Os dois ficaram se olhando, até Sérgio dar uma risada:
- Pra quê essa tristeza toda? Você parece precisar de uma boa refeição. Vamos. Eu pago.
- Mas...
- Vamos já. Andiamo via!  Já contei que minha avó era italiana? Que saiu do Vêneto quando menina e passou o resto da vida num bairro paulistano muito feio, chamado Brás?
- Você nunca me contou, não...
- Pois é. Como vê, estou voltando às origens. Vamos comer!

Às onze horas da noite, o Jovem Houdini e seu ex-empresário estavam no quarto de um luxuoso hotel da cidade.
- Você tem dinheiro para pagar isso? - perguntou Pablo Rivera. E tomou rapidamente mais um gole de vinho, como se temesse a resposta.
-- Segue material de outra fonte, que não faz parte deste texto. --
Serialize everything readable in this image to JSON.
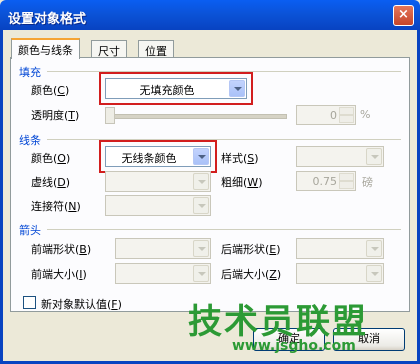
{
  "window": {
    "title": "设置对象格式",
    "close_glyph": "×"
  },
  "tabs": [
    {
      "label": "颜色与线条",
      "active": true
    },
    {
      "label": "尺寸",
      "active": false
    },
    {
      "label": "位置",
      "active": false
    }
  ],
  "fill": {
    "section": "填充",
    "color_label": "颜色(",
    "color_key": "C",
    "color_value": "无填充颜色",
    "transparency_label": "透明度(",
    "transparency_key": "T",
    "transparency_value": "0",
    "percent": "%"
  },
  "line": {
    "section": "线条",
    "color_label": "颜色(",
    "color_key": "O",
    "color_value": "无线条颜色",
    "style_label": "样式(",
    "style_key": "S",
    "dash_label": "虚线(",
    "dash_key": "D",
    "weight_label": "粗细(",
    "weight_key": "W",
    "weight_value": "0.75",
    "weight_unit": "磅",
    "connector_label": "连接符(",
    "connector_key": "N"
  },
  "arrows": {
    "section": "箭头",
    "begin_style_label": "前端形状(",
    "begin_style_key": "B",
    "end_style_label": "后端形状(",
    "end_style_key": "E",
    "begin_size_label": "前端大小(",
    "begin_size_key": "I",
    "end_size_label": "后端大小(",
    "end_size_key": "Z"
  },
  "default_checkbox": {
    "label": "新对象默认值(",
    "key": "F",
    "checked": false
  },
  "buttons": {
    "ok": "确定",
    "cancel": "取消"
  },
  "watermark": {
    "brand": "技术员联盟",
    "url": "www.jsgho.com"
  },
  "colors": {
    "titlebar": "#0b53d8",
    "section_text": "#0046d5",
    "highlight_box": "#d21e1e",
    "watermark": "#2c9a35"
  }
}
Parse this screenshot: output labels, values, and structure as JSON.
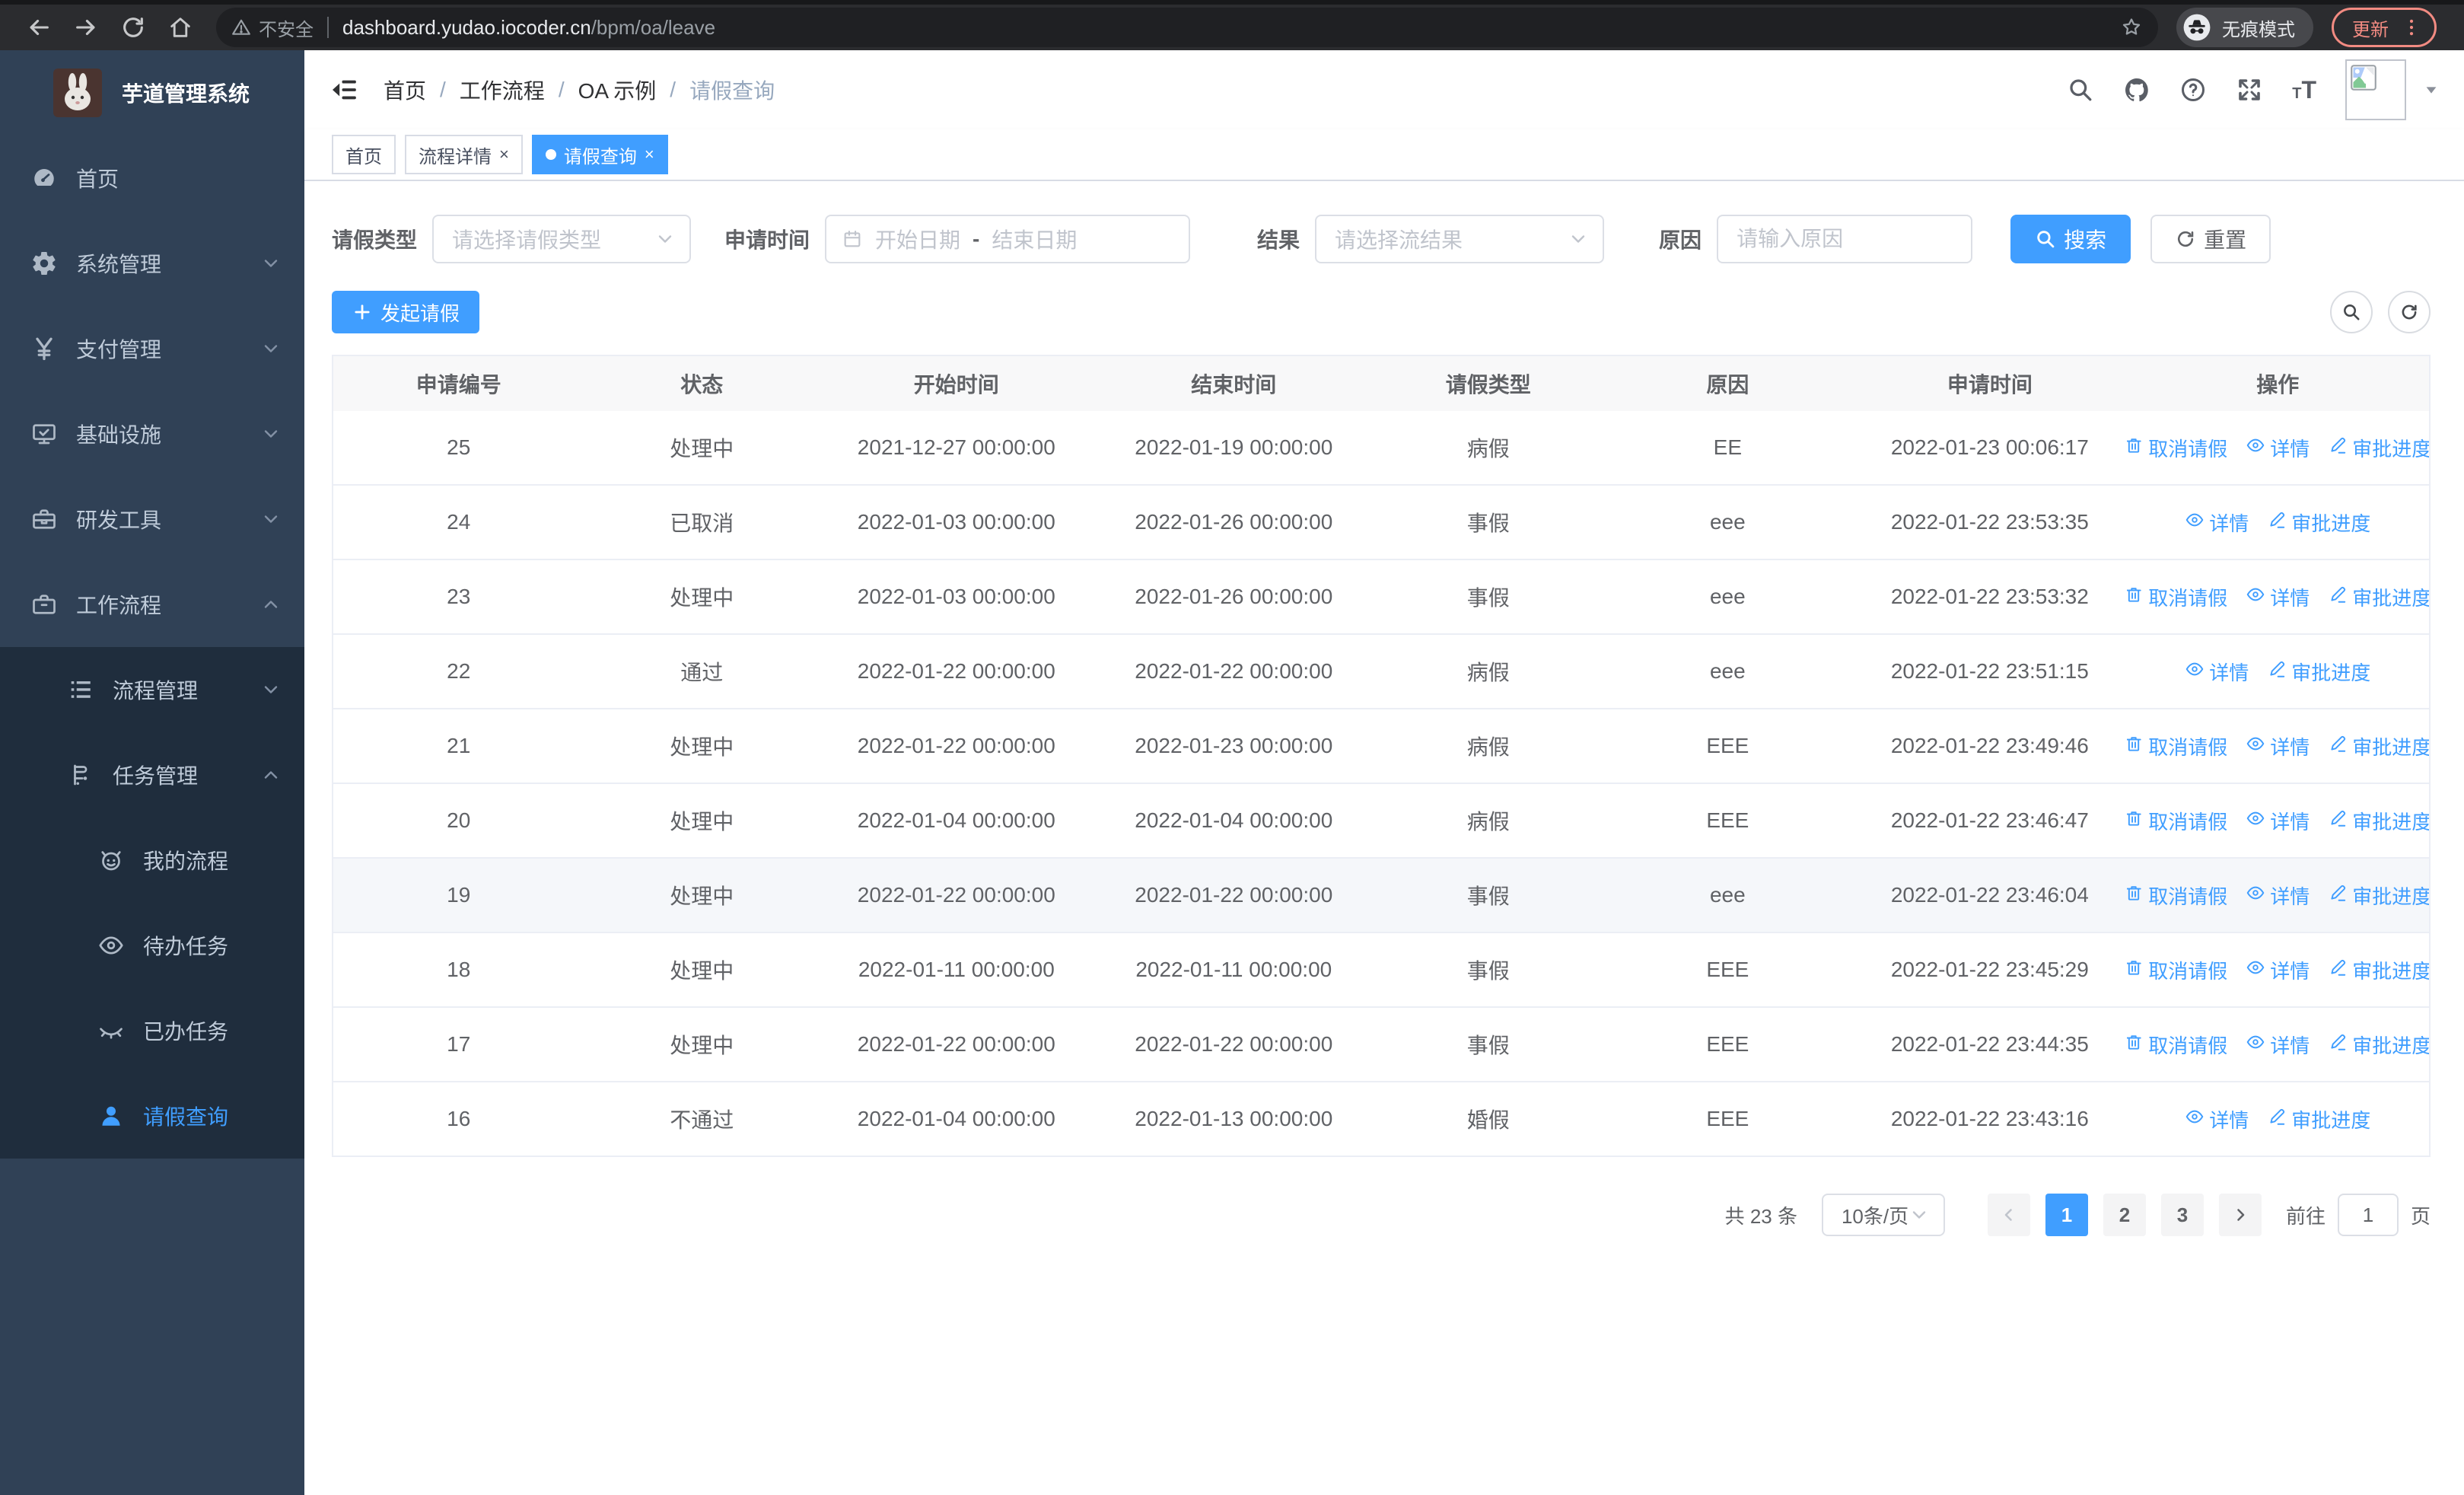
{
  "colors": {
    "primary": "#409EFF"
  },
  "browser": {
    "security_label": "不安全",
    "url_host": "dashboard.yudao.iocoder.cn",
    "url_path": "/bpm/oa/leave",
    "incognito_label": "无痕模式",
    "update_label": "更新"
  },
  "sidebar": {
    "title": "芋道管理系统",
    "menu": [
      {
        "key": "home",
        "label": "首页",
        "icon": "dashboard-icon",
        "level": 1
      },
      {
        "key": "system",
        "label": "系统管理",
        "icon": "gear-icon",
        "level": 1,
        "arrow": "down"
      },
      {
        "key": "payment",
        "label": "支付管理",
        "icon": "yen-icon",
        "level": 1,
        "arrow": "down"
      },
      {
        "key": "infra",
        "label": "基础设施",
        "icon": "monitor-icon",
        "level": 1,
        "arrow": "down"
      },
      {
        "key": "devtools",
        "label": "研发工具",
        "icon": "toolbox-icon",
        "level": 1,
        "arrow": "down"
      },
      {
        "key": "workflow",
        "label": "工作流程",
        "icon": "briefcase-icon",
        "level": 1,
        "arrow": "up"
      },
      {
        "key": "process-mgmt",
        "label": "流程管理",
        "icon": "list-tree-icon",
        "level": 2,
        "arrow": "down",
        "group": true
      },
      {
        "key": "task-mgmt",
        "label": "任务管理",
        "icon": "flag-icon",
        "level": 2,
        "arrow": "up",
        "group": true
      },
      {
        "key": "my-process",
        "label": "我的流程",
        "icon": "robot-icon",
        "level": 3,
        "group": true
      },
      {
        "key": "todo-tasks",
        "label": "待办任务",
        "icon": "eye-open-icon",
        "level": 3,
        "group": true
      },
      {
        "key": "done-tasks",
        "label": "已办任务",
        "icon": "eye-closed-icon",
        "level": 3,
        "group": true
      },
      {
        "key": "leave-query",
        "label": "请假查询",
        "icon": "user-icon",
        "level": 3,
        "group": true,
        "active": true
      }
    ]
  },
  "header": {
    "breadcrumb": [
      "首页",
      "工作流程",
      "OA 示例",
      "请假查询"
    ]
  },
  "tabs": [
    {
      "label": "首页",
      "closable": false,
      "active": false
    },
    {
      "label": "流程详情",
      "closable": true,
      "active": false
    },
    {
      "label": "请假查询",
      "closable": true,
      "active": true
    }
  ],
  "filters": {
    "leave_type_label": "请假类型",
    "leave_type_placeholder": "请选择请假类型",
    "apply_time_label": "申请时间",
    "date_start_placeholder": "开始日期",
    "date_separator": "-",
    "date_end_placeholder": "结束日期",
    "result_label": "结果",
    "result_placeholder": "请选择流结果",
    "reason_label": "原因",
    "reason_placeholder": "请输入原因",
    "search_label": "搜索",
    "reset_label": "重置"
  },
  "toolbar": {
    "create_label": "发起请假"
  },
  "table": {
    "headers": [
      "申请编号",
      "状态",
      "开始时间",
      "结束时间",
      "请假类型",
      "原因",
      "申请时间",
      "操作"
    ],
    "action_labels": {
      "cancel": "取消请假",
      "detail": "详情",
      "progress": "审批进度"
    },
    "rows": [
      {
        "id": "25",
        "status": "处理中",
        "start": "2021-12-27 00:00:00",
        "end": "2022-01-19 00:00:00",
        "type": "病假",
        "reason": "EE",
        "applied": "2022-01-23 00:06:17",
        "actions": [
          "cancel",
          "detail",
          "progress"
        ]
      },
      {
        "id": "24",
        "status": "已取消",
        "start": "2022-01-03 00:00:00",
        "end": "2022-01-26 00:00:00",
        "type": "事假",
        "reason": "eee",
        "applied": "2022-01-22 23:53:35",
        "actions": [
          "detail",
          "progress"
        ]
      },
      {
        "id": "23",
        "status": "处理中",
        "start": "2022-01-03 00:00:00",
        "end": "2022-01-26 00:00:00",
        "type": "事假",
        "reason": "eee",
        "applied": "2022-01-22 23:53:32",
        "actions": [
          "cancel",
          "detail",
          "progress"
        ]
      },
      {
        "id": "22",
        "status": "通过",
        "start": "2022-01-22 00:00:00",
        "end": "2022-01-22 00:00:00",
        "type": "病假",
        "reason": "eee",
        "applied": "2022-01-22 23:51:15",
        "actions": [
          "detail",
          "progress"
        ]
      },
      {
        "id": "21",
        "status": "处理中",
        "start": "2022-01-22 00:00:00",
        "end": "2022-01-23 00:00:00",
        "type": "病假",
        "reason": "EEE",
        "applied": "2022-01-22 23:49:46",
        "actions": [
          "cancel",
          "detail",
          "progress"
        ]
      },
      {
        "id": "20",
        "status": "处理中",
        "start": "2022-01-04 00:00:00",
        "end": "2022-01-04 00:00:00",
        "type": "病假",
        "reason": "EEE",
        "applied": "2022-01-22 23:46:47",
        "actions": [
          "cancel",
          "detail",
          "progress"
        ]
      },
      {
        "id": "19",
        "status": "处理中",
        "start": "2022-01-22 00:00:00",
        "end": "2022-01-22 00:00:00",
        "type": "事假",
        "reason": "eee",
        "applied": "2022-01-22 23:46:04",
        "actions": [
          "cancel",
          "detail",
          "progress"
        ],
        "highlighted": true
      },
      {
        "id": "18",
        "status": "处理中",
        "start": "2022-01-11 00:00:00",
        "end": "2022-01-11 00:00:00",
        "type": "事假",
        "reason": "EEE",
        "applied": "2022-01-22 23:45:29",
        "actions": [
          "cancel",
          "detail",
          "progress"
        ]
      },
      {
        "id": "17",
        "status": "处理中",
        "start": "2022-01-22 00:00:00",
        "end": "2022-01-22 00:00:00",
        "type": "事假",
        "reason": "EEE",
        "applied": "2022-01-22 23:44:35",
        "actions": [
          "cancel",
          "detail",
          "progress"
        ]
      },
      {
        "id": "16",
        "status": "不通过",
        "start": "2022-01-04 00:00:00",
        "end": "2022-01-13 00:00:00",
        "type": "婚假",
        "reason": "EEE",
        "applied": "2022-01-22 23:43:16",
        "actions": [
          "detail",
          "progress"
        ]
      }
    ]
  },
  "pagination": {
    "total_label": "共 23 条",
    "page_size": "10条/页",
    "pages": [
      "1",
      "2",
      "3"
    ],
    "current": "1",
    "goto_label": "前往",
    "goto_value": "1",
    "goto_suffix": "页"
  }
}
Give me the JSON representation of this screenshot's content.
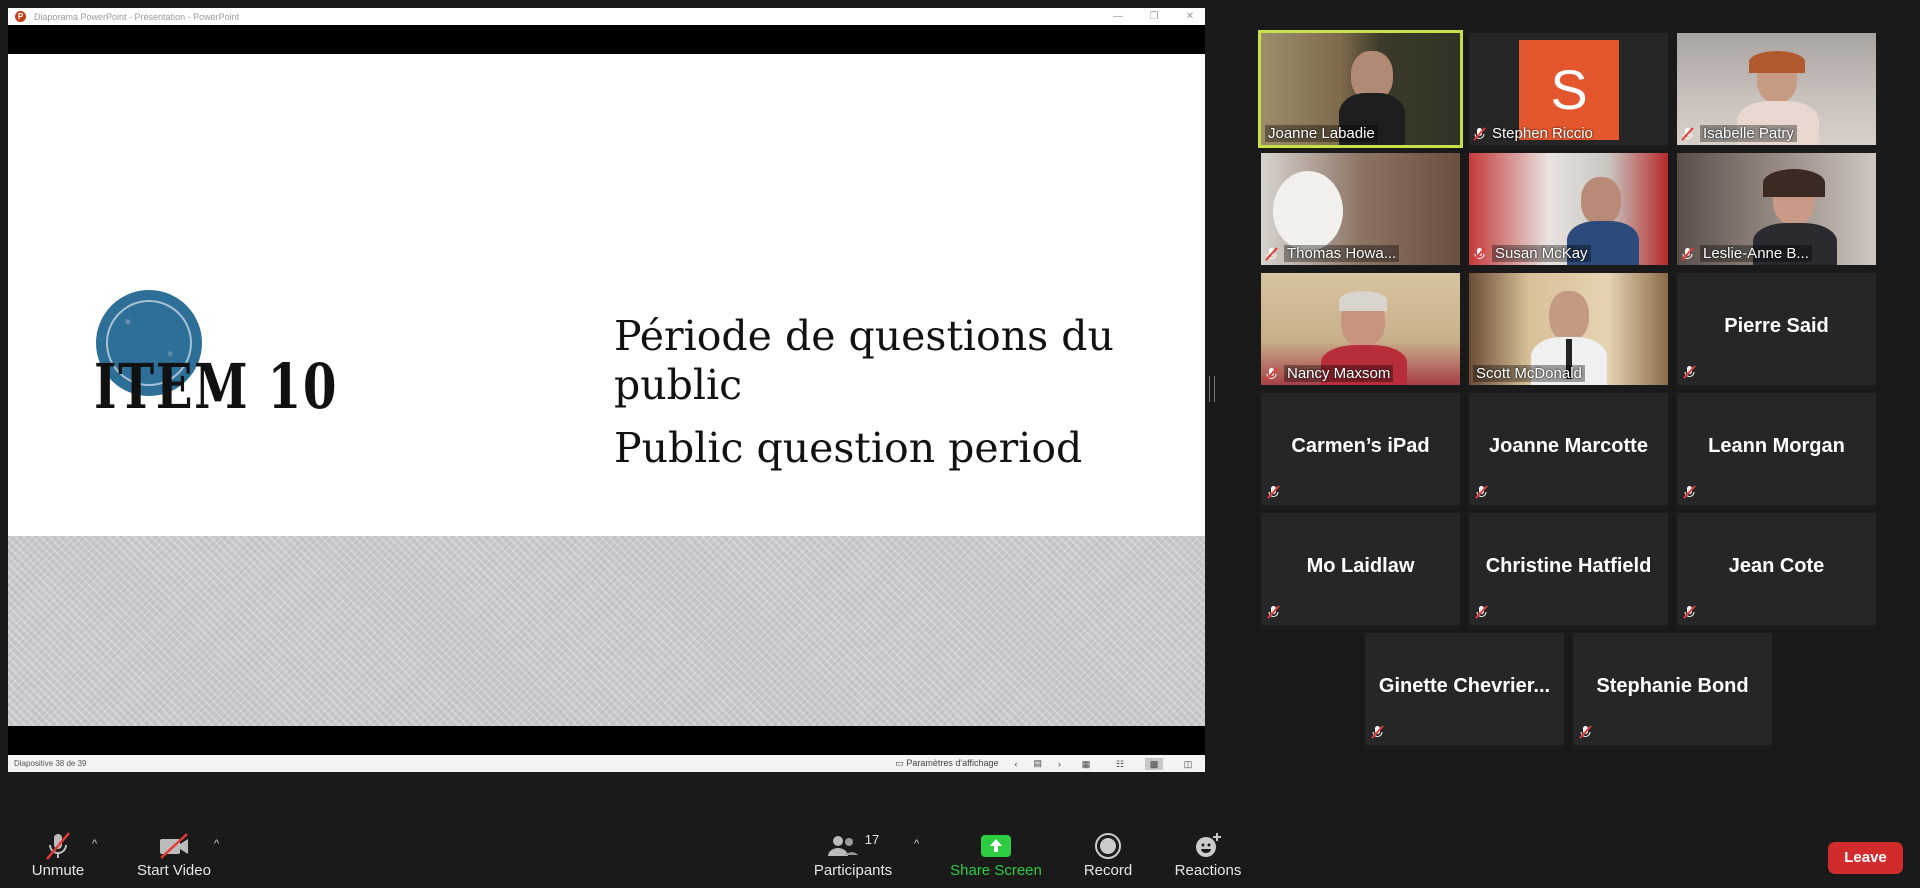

- Claro que tenho, mestre! Ontem passei a noite com um americano muito rico... Quer mais um gole?
- Quero - disse Rivera.
- Rico, velho e nojento - disse Sérgio, com uma careta.
O velho empresário lançou um olhar triste ao rapaz. Suspirou. Tomou o resto de vinho com um só gole, e perguntou:
- E seus poderes?
Sérgio, que se preparava para encher sua própria taça, parou a garrafa no ar:
- Que tem os meus poderes?
- Nunca mais os usou?
- Não - disse secamente o rapaz. - Nunca mais quebrei sequer um cadeado. Não consegui nem sair de uma cadeia ordinária de Fiesole, onde me colocaram uma vez....
- Mas por quê?
- Não quero falar disso. Perdi os poderes, pronto.
- Isso não faz sentido. Você tem de me contar. Me deve uma explicação.
- Mestre, aqueles poderes só faziam sentido quando estávamos juntos.
- Como assim? - disse o velho, levantando a cabeça do travesseiro.
O rapaz olhou-o longamente. Depois disse:
- Você tinha a chave. Mas eu sabia abrir. Quando quis, me fui.
- Ainda não entendo - gemeu Rivera, fechando os olhos e deixando a cabeça cair de novo no travesseiro. Sérgio reclinou-se sobre ele e beijou-o. E disse ao seu ouvido:
- Só seu amor me prendia... Esse era o milagre. Esse era o prodígio.... Só  seu amor.
Mas o velho já estava ressonando.
Sérgio deu um suspiro, levantou-se sem muita firmeza e cobriu Rivera com um cobertor.  No lobby, instruiu o empregado:
- Não acordem o signore  do quarto 25. Ele está repousando. A conta já foi paga.
- Ele tem  a chave? - perguntou o rapaz.
- Ele não precisa - disse Sérgio, com um sorriso.
Saiu do hotel gingando o corpo. Naquela noite, já estava de volta às calçadas de Veneza.